In other words, rather than using wind energy to spin magnets that pull charged particles along a wire -- which is what conventional generators do -- EWICON has the wind get those charged particles moving without any help from magnets.

The video doesn't mention how the charged water droplets get charged in the first place, and that turns out to be one of the hidden costs of the EWICON method: the unit charges them with a high-voltage electrode, which requires some power to begin with. So does the creation of the electric field in which the particles move. In order to make the whole thing worthwhile, the bladeless generator must extract more power from the wind than it takes to charge those water droplets and create the field.

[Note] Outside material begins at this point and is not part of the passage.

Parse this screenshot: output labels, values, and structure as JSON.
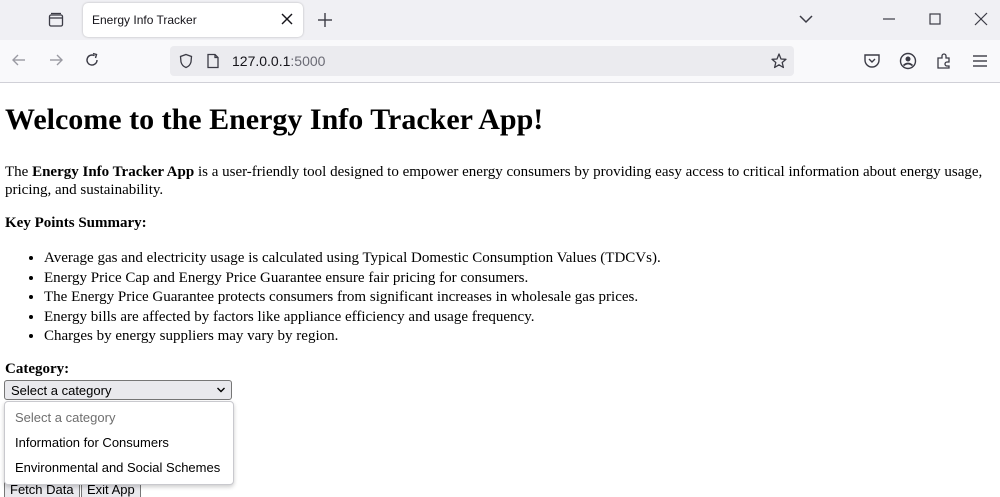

In a 2005 paper, lead researcher Dhiradj Djairam and his co-authors reported achieving a net 7 percent efficiency in wind power production with an EWICON prototype, interesting in a laboratory setting but small change compared to existing turbines that produce power around seven times as efficiently.

Still, as noted in the Mother Jones piece, the prospect of wind power generation that involves little noise, no flicker, and far less literal impact on wildlife is worth crossing our collective fingers for.